Dreamy opera

“Nanke Dream,” a kun opera staged by award-winning Taiwanese director Wang Chia-ming and starring top talent from the Jiangsu Province Kun Opera Theater, takes the stage today in an epic six-hour performance over two nights

By Ian Bartholomew  /  Staff reporter

Thu, Oct 18, 2012 - Page 12

Kunqu has come a long way over the last decade and it might be argued that a very considerable amount of credit for this must go to Kenneth Pai (白先勇), author and self-proclaimed servant of kunqu. Pai has created “youth versions” (青春版) of two major kun operas that introduced young stars, sumptuous costumes, and his own influential imprimatur to create productions that showed kun opera was not only beautiful, but also exciting and romantic.

In 2004, Pai premiered his production of the Peony Pavilion (牡丹亭), which proved a massive hit, the young and relatively inexperienced performers benefiting from training by some of the biggest names in kun opera, and the look of the show drawing on the talents of top fashion, lighting and set designers. Tomorrow sees the Taiwan premiere of Nanke Dream (南柯夢), a production based on a similar format, starring the top young talent from the Jiangsu Province Kun Opera Theater (江蘇省演藝集團) and directed by Wang Chia-ming (王嘉明), an award-winning Taiwanese director.

Nanke Dream, sometimes translated as A Dream Under the Southern Bough, is one of four operas written by Tang Xianzu (湯顯祖), which are collectively referred to as “the four dreams” (臨川四夢) because of the important role that dreams play.

All four operas are highly regarded works, but the technical complexity of staging Nanke Dream has caused it to be largely ignored by producers for more than a century. National Theater and Concert Hall artistic director Huang Pi-twan (黃碧端) said that the current production was important to make good this gap in the presentation of Tang’s work. She also underlined the fact that the work had considerable importance as a likely inspiration for the great Chinese classic novel Dream of the Red Chamber (紅樓夢), and was therefore an important link in Chinese literary and theatrical tradition.

The full opera of Nanke Dream runs to 44 acts and was intended to be performed over many days. The opera has been condensed to 15 acts to be performed in six hours over two nights. Musical director Sun Jianan (孫建安), who was responsible for collating available literati and scores of the opera, emphasized the complexity of the task of condensing such a complex work. “A kun opera is like a symphony, it has structural integrity. In cutting the opera down to a manageable size it was important that this structure remained intact,” he said.

Considerable effort has been made to present the opera in as authentic a manner as possible, so the choice of Wang, a director better known for his award-winning contemporary work, was unusual, even controversial.
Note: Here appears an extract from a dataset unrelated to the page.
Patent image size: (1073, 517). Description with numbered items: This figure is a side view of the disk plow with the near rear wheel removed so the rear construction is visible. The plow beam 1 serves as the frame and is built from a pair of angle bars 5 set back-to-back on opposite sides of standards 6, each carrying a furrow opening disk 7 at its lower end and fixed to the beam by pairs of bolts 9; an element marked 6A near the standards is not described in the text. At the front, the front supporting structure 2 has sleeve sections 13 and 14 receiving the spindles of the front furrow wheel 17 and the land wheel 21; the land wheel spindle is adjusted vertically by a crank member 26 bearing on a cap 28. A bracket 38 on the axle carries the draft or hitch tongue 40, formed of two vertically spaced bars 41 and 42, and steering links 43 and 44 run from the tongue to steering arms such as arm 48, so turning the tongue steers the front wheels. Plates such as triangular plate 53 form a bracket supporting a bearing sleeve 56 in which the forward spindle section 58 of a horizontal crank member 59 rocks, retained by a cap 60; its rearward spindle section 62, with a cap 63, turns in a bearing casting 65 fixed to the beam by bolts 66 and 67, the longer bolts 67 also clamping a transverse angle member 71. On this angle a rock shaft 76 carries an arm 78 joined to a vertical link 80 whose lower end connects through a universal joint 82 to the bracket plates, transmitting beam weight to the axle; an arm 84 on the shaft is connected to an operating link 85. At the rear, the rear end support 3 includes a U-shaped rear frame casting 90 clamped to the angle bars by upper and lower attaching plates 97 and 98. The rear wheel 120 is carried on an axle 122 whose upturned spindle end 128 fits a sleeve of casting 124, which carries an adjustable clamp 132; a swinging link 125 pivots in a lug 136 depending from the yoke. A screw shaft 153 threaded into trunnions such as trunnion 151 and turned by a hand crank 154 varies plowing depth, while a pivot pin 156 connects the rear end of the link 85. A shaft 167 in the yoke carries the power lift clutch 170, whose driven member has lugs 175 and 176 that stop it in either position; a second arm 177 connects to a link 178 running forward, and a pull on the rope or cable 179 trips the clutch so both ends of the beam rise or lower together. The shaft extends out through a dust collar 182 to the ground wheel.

Huang Hsiao-wei (黃曉薇), chairman of the Chien Kuo Foundation for Arts and Culture (建國工程文化藝術基金會), which is financing the production, said that many kun aficionados would probably be worried by this unconventional choice. She added that the century-long lapse in production of this opera meant that many aspects of the show had to be created from scratch.

Speaking about his first involvement in classical theater, Wang said: “ Kun opera has a very comprehensive theatrical vocabulary. It already has a high degree of expressive subtlety. I felt no need to replace this with any modern concepts or somehow reinterpret tradition through a contemporary perspective. Traditional and modern art are not polarized. What fascinated me was to see how this opera was so avant-garde at the time it was written. This is particularly what I want to emphasize, as we often forget that classic works were at one time challenging the establishment.”
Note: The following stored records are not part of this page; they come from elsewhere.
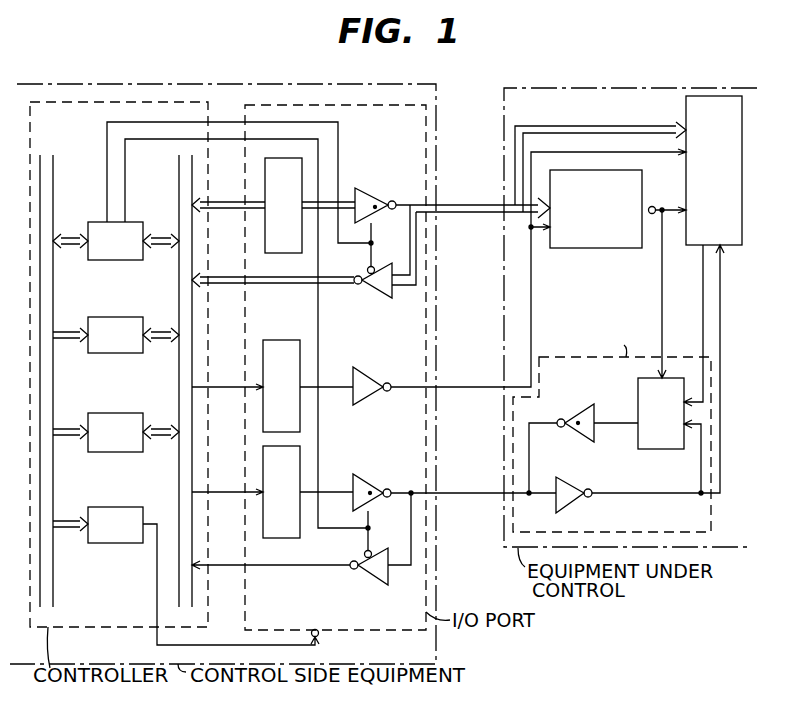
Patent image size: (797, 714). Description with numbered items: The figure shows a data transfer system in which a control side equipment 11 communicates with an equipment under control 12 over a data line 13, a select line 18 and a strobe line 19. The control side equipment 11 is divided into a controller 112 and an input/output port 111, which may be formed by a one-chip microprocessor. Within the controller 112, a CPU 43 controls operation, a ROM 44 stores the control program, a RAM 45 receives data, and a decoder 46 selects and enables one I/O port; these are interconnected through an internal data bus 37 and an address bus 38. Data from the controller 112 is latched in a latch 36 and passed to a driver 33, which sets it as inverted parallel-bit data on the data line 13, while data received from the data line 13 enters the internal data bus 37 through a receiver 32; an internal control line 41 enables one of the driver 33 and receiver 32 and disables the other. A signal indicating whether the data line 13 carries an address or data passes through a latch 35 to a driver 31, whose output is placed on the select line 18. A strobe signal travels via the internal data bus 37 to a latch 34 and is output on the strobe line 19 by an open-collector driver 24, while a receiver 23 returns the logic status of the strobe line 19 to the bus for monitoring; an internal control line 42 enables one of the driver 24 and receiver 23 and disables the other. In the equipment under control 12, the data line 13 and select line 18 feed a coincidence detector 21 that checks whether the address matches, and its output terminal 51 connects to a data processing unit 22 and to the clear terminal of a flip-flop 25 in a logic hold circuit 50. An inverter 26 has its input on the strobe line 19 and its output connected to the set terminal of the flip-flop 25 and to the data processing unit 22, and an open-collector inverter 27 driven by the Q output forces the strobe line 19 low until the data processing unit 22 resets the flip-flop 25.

The control side equipment 11 is at (306, 84).
The equipment under control 12 is at (634, 88).
The data line 13 is at (478, 203).
The select line 18 is at (476, 387).
The strobe line 19 is at (473, 493).
The coincidence detector 21 is at (594, 249).
The data processing unit 22 is at (686, 113).
The receiver 23 is at (371, 551).
The driver 24 is at (375, 468).
The flip-flop 25 is at (638, 405).
The inverter 26 is at (580, 470).
The open-collector type inverter 27 is at (582, 404).
The driver 31 is at (375, 363).
The receiver 32 is at (375, 268).
The driver 33 is at (373, 181).
The latch 34 is at (263, 470).
The latch 35 is at (263, 365).
The latch 36 is at (265, 175).
The internal data bus 37 is at (176, 575).
The address bus 38 is at (53, 572).
The internal control line 41 is at (107, 163).
The internal control line 42 is at (125, 163).
The CPU 43 is at (95, 222).
The ROM 44 is at (95, 317).
The RAM 45 is at (95, 413).
The decoder 46 is at (95, 507).
The logic hold circuit 50 is at (571, 357).
The output terminal 51 is at (653, 206).
The input/output port 111 is at (360, 630).
The controller 112 is at (88, 627).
Working within a classical model but finding room for creativity is something that pervades all aspects of the production. Lai Hsuan-wu (賴宣吾), who designed the costumes for Tsui Hark’s (徐克) film Flying Swords of Dragon Gate (龍門飛甲), has created a sumptuous collection of costumes that look traditional at first glance, but the pictorial motifs and styles of embroidery are the designer’s own.
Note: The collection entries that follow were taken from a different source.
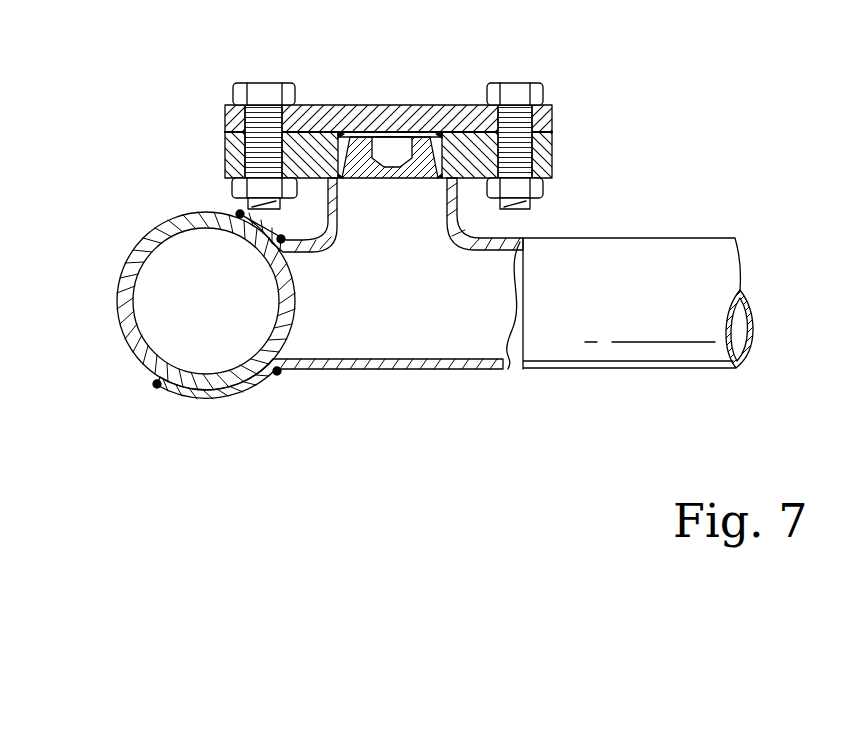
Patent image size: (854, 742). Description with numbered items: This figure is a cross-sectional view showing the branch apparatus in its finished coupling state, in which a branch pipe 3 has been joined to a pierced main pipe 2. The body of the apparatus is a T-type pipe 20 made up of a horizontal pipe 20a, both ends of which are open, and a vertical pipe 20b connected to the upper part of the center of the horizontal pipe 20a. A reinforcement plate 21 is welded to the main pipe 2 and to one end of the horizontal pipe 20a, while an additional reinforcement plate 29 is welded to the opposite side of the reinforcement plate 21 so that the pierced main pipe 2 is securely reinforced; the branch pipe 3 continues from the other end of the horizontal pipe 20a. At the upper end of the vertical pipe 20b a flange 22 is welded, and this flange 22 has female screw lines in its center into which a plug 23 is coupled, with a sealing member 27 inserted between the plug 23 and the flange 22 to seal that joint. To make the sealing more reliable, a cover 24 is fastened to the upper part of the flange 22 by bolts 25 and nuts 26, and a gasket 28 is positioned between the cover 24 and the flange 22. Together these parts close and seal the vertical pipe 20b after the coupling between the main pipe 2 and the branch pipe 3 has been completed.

The main pipe 2 is at (172, 392).
The branch pipe 3 is at (640, 350).
The T-type pipe 20 is at (455, 373).
The horizontal pipe 20a is at (362, 372).
The vertical pipe 20b is at (463, 228).
The reinforcement plate 21 is at (232, 392).
The flange 22 is at (538, 160).
The plug 23 is at (392, 131).
The cover 24 is at (360, 108).
The bolts 25 is at (268, 90).
The nuts 26 is at (236, 190).
The sealing member 27 is at (505, 108).
The gasket 28 is at (452, 132).
The additional reinforcement plate 29 is at (118, 326).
Another aspect of Nanke Dream that should be emphasized is the large number of “hualien” (花臉) character types in the performance. The “hualien” is a specialist character who has some affinity to the clown in requiring highly exaggerated and sometimes acrobatic movements and expressions. The Jiangsu Province Kun Opera Theater is one of the very few kun opera companies that has the depth of talent to field such a line up, a result of the investment of time and money that kun has obtained as a result of its growing visibility on the traditional arts scene.

The story of Nanke Dream is well known. An unsuccessful scholar takes a nap under a tree and has a dream. In the dream he enters an imaginary kingdom where he becomes involved in court politics, rises to high position, marries a princess, and finally, after a life full of incident, is devastated when his wife dies. He takes up a dissolute lifestyle and is exiled by the king, but eventually wakes to discover that the kingdom he imagined himself in was no more than the ant colony on which he slept. The opera is heavily informed by Buddhist ideas of the emptiness of being, while the performance itself, with its delightful characters and subtle characterization, is clearly utterly in love with being.